Keçilere Bakan Adamlar filmini izleyişimizi hatırlıyorum, o kadar gülmüştük ki, ışığı kapatıp ağzımızı ellerimizle kapamıştık.:)))çok sevmiştik filmi.:) bizim için çekildiğine inandık.

sonra 29. gün..Önce çocuk dışarı çıkar..ki anne kalıp eşyaları dışarı çıkarabilsin.:)
Umutumu avazı çıktığı kadar ağlayan baba ve dayıya teslim ettim kapıda, hemşirelerimiz de onlarla birlikte ağlarken ben sadece şükürle aşağıda olmayı hayal edebiliyordum.
eşyaları çıkardım, içeridekilerle vedalaştım, ailemle sarıldım ve tek başıma aşağı indim.
Böyle anlarda başka insanlar silinir hafızadan, an an kaydedilmiş bilgiler kalır sadece.
Nakile girdiğim andan itibaren cebimde duran sigara pakedini çıkardım.
elimde tuttum.
dışarı baktım.
havaya, herşeye.
sigara çıkardım bir tane, onu inceledim.
29gündür içmiyordum.
temizdim.
yanaklarıma kan gelmişti.
ağzımın tadı yerine gelmişti.
yavaşça dudağıma ötürdüm sigarayı, yaktım.
iğrençti.

çok güzeldi.
dışarıdaydım.

o günden beri yürümek benim için bir keyif.
yürürken sanki ben bir gemiyim, yavaş yavaş, arkamda bembeyaz köpükler bırakarak yürüyorum.
yanımdan geçen her şeyi selamlıyorum. onlar farketmeseler de.

21 Aralık 2011 Çarşamba

Umut aşkım

gönlümün heryerinden, vücudumun tüm güzel azalarından aynı haykırış çıkıyor yine:
Umuuuuuuuttttt...
neşeyle, özlemle sesleniyor her yanım.

Valla çok özledim.
bunu söylemenin günah olduğunu söylüyorlar bazen, ben öyle olduğunu düşünmüyorum.
Allahın bir anneye verdiği o en güzel hediyeyi özlemek nasıl günah olabilir?
:)

çok arıyorum. evet.
öptüğümdeki tadını, kokladığımda burnuma Bayram ettiren kokusunu, neşesini, öfkesini, bakış açısını..çok özlüyorum.

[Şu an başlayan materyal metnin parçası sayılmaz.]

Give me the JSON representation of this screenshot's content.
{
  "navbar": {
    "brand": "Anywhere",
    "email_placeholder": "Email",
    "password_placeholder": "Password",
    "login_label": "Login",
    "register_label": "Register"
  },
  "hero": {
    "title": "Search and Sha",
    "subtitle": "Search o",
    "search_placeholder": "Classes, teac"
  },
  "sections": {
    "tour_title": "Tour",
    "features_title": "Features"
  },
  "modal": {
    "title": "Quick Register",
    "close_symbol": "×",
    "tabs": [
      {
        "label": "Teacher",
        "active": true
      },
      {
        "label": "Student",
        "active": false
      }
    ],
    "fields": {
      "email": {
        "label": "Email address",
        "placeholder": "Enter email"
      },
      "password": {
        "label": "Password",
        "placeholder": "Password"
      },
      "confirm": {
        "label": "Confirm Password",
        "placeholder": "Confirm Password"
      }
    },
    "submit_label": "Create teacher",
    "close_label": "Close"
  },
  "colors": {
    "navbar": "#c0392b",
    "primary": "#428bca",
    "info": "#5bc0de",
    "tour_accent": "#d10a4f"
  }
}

benimle dalaşmasını, beni yenmesini, beni sevmesini çok özlüyorum.

bu kadar.:)

19 Aralık 2011 Pazartesi

o ve ben

"önce kendinle barışman lazım" dedi diğer kadın.
çok akıllıydı, neler olup bittiğini görebiliyordu, sakindi ve ciddiydi.

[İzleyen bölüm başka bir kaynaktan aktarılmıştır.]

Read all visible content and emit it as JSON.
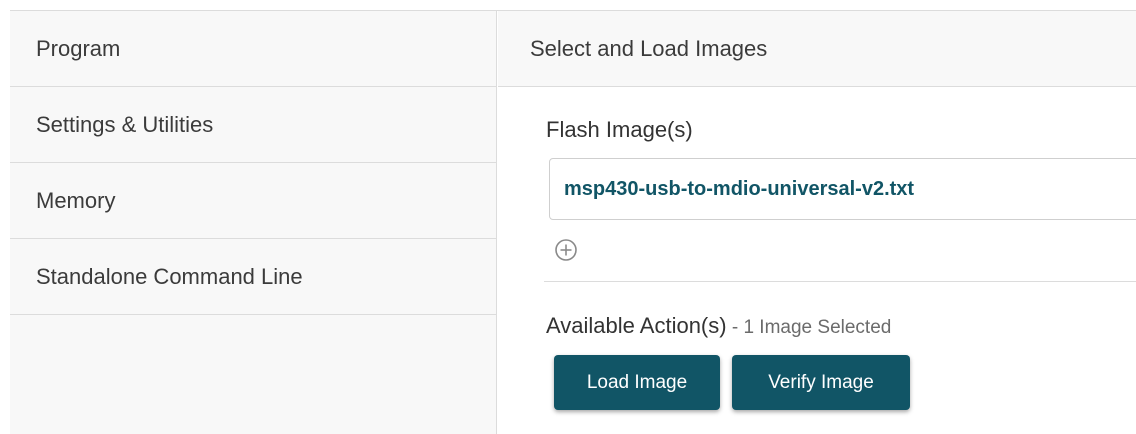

bense bunların hepsine çok uzaktım.

aklımdan " ama bu ne demek" sorusu geçti.
keşke insanlar akıllarından geçen ilk cümleyi söyleseler karşılarındakine.
o zaman iletişim ne kolay olurdu.

tahteravallide gibiydik ikimiz
birimiz yukarı
birimiz aşağı

aynı düzlemde buluşamıyorduk.


buluşsak anlayacaktık belki birbirimizi anlayamayacağımızı.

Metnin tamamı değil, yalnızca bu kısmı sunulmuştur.